常磐線と京成松戸線に魅せられた者のブログです

E657系夜行特急列車 洗面所・トイレ付き車両の増設を

10両編成でトイレ付き車両が5両のままでは夜行列車として少なすぎるのでは?

JR東日本は「カシオペア」の引退と前後して先般、2025年6月10日付けで「新たな夜行特急列車を導入します~運行を通じて地域の皆さまと新たな観光需要を創出します~ 」のニュースを公表しました。

常磐線特急「ひたち」「ときわ」用E657系の1編成を改造して充当するもので、2027年春の運行開始が予定されています。

ニュースの中に、両側先頭車のエクステリアデザインと、10両編成各車両の車体側面の、それぞれの外観イメージ図が添えられています。

1号車から10号車までのイメージ図を見ると、かつてのブルートレイン客車の再来をも感じさせます。

 

夜行列車としての洗面所・トイレ数の見識

このイメージ図に近い編成内容とすると、一つ気になるのは列車内の洗面所とトイレ(以下、「トイレ」)の数です。

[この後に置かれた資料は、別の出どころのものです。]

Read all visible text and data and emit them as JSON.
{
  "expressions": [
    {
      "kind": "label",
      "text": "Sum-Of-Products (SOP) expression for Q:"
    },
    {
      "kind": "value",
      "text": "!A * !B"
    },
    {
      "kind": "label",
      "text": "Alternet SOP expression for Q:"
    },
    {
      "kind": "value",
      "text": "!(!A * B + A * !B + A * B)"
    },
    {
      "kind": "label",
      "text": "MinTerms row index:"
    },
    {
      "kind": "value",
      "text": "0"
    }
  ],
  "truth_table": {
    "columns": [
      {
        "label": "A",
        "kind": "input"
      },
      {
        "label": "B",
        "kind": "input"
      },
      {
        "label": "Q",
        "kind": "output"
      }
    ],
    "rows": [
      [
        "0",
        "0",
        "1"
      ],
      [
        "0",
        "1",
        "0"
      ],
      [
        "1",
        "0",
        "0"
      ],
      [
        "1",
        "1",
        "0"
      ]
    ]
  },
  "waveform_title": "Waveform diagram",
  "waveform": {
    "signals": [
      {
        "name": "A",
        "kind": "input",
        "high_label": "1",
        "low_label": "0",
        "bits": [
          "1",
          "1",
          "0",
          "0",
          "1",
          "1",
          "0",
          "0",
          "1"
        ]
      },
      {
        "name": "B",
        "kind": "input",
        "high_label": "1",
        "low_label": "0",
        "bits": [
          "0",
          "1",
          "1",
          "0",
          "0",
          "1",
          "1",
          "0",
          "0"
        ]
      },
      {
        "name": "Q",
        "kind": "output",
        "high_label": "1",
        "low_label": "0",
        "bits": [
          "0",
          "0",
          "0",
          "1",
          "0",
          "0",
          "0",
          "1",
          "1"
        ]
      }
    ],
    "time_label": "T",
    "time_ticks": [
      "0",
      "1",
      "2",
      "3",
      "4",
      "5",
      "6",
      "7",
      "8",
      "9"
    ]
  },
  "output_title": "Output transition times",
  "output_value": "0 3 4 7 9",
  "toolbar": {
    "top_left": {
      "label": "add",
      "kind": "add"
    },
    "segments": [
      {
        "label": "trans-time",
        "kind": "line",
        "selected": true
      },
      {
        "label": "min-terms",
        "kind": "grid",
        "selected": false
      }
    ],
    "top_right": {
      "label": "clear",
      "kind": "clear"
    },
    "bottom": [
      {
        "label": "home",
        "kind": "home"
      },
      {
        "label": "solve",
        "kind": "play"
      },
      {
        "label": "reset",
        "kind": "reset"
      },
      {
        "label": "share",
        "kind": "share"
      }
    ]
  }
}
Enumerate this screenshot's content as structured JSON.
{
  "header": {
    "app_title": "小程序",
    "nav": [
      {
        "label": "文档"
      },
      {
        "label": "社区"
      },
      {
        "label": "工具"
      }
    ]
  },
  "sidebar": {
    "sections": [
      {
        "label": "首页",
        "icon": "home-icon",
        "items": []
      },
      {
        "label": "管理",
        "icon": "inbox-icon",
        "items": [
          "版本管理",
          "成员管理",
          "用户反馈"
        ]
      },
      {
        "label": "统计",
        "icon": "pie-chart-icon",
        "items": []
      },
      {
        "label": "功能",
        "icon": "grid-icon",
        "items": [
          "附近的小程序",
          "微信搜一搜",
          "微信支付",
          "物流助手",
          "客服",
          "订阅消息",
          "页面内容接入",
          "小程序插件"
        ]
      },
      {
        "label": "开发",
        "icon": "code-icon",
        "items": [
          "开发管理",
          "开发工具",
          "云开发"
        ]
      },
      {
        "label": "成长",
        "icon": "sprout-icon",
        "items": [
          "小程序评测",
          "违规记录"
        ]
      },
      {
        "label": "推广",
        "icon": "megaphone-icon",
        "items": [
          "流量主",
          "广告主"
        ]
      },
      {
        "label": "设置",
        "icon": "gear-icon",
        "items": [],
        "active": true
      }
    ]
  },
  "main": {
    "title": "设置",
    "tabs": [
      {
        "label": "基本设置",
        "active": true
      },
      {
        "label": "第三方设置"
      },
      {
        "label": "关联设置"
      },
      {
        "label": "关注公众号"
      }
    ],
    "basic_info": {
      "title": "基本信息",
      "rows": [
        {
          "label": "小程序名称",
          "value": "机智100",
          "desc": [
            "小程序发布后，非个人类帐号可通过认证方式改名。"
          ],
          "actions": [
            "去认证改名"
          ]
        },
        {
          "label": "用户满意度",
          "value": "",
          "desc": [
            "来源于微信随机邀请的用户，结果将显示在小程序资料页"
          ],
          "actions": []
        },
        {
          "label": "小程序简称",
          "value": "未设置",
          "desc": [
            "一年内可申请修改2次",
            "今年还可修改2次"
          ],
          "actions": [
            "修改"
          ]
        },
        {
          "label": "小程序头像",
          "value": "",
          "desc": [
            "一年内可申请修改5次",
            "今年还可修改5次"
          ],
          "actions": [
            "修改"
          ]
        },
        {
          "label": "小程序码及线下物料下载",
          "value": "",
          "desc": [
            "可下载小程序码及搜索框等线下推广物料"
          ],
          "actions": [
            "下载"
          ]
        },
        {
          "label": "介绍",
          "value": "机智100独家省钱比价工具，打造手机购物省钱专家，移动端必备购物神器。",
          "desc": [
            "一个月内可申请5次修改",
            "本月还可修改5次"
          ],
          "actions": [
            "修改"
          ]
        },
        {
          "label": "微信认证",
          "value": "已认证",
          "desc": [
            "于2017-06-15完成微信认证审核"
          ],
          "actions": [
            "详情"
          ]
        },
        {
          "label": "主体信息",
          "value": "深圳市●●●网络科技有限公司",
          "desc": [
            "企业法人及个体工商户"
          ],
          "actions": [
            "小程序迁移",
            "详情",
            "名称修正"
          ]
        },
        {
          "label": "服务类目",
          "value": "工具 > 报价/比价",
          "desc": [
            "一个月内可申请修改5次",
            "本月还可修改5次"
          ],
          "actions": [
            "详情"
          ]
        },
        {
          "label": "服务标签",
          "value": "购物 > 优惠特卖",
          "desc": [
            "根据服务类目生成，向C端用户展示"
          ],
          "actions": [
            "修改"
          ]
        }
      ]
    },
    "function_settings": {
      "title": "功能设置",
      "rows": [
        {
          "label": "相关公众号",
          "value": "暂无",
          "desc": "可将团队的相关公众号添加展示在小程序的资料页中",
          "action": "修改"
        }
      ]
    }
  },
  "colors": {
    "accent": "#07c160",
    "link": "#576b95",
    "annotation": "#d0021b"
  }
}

現在のE657系のトイレは、2両に1か所、奇数号車に1室配置(他に男性小用あり)、1編成10両で計5か所の配置です。

これは、日中の列車だからこその配置数です。

今回の夜行特急列車のトイレは、現在のE657系と同様、2両に1か所、、10両で計5か所のままで描かれており、トイレのない車両での面積拡大まではされていませんでした。

 

実際の夜行特急列車でも10両編成でわずか5か所のみの配置になるのでしょうか。

それとも、編成全体の単なるイメージ図であり、まだトイレ部分の面積拡大まで想定しての公表段階ではないということで、今現在でそれを指摘するのは早計でしょうか。

 

列車定員が120名とすれば、トイレ1か所当たり平均24人使用となります。

夜行列車での列車トイレは夜と朝の使用が必然的に多くなり、一人当たりの占有時間も長くなる可能性があります。

現在のE657系のトイレ数のまま夜行列車に充当するとすれば明らかに不足があります。

 

偶数号車へのトイレ増設を

E657系の場合、パンタグラフ付きの車2・6・8号車、仙台側の先頭10号車、中間4号車がトイレのない車両です。

これら、トイレのない偶数号車へのトイレ設置が望まれます。

 

奇数号車のトイレ方式のまま、トイレを2か所単位にする方法は?

現状の奇数号車のままでのトイレ配置とする代わりに、奇数号車にあるトイレの数を各車とも2か所に倍増させる方法もあるかと思います。

この場合、汚物処理装置の抜き取り作業自体は半減できる利点があります。

新幹線車両では、その方式を採用しています。

ただし、夜行列車としては偶数号車利用者からすると、トイレ周辺での混雑、混乱、苦情は避けられないかと考えます。

やはり偶数号車へのトイレ増設が望ましいと考えます。

 

JR西日本117系「WEST EXPRESS 銀河」でもトイレを増設した

JR西日本の「WEST EXPRESS 銀河」117系は元々近郊形電車で、トイレの数自体も最小限でしたが、「WEST EXPRESS 銀河」への充当にあたってはほとんどの車両にトイレを設置しています。

 

逆の事例として、東海道線東京-大垣で、夜行快速の「ムーンライトながら」がJR東海373系だったことがありました。

373系のトイレは3両に1か所の割合のため、混雑しました。

快速という種別と、全車指定席、特急編成充当ということで受けとめるしかありませんでした。

 

JR東日本でもトイレ増設の考えはあろうかとは思いますが万一、現状の数で十分ということはないかと、念のための意見として今回、出させていただきました。

今後のJR東日本からの詳細公表を待ちたいと思います。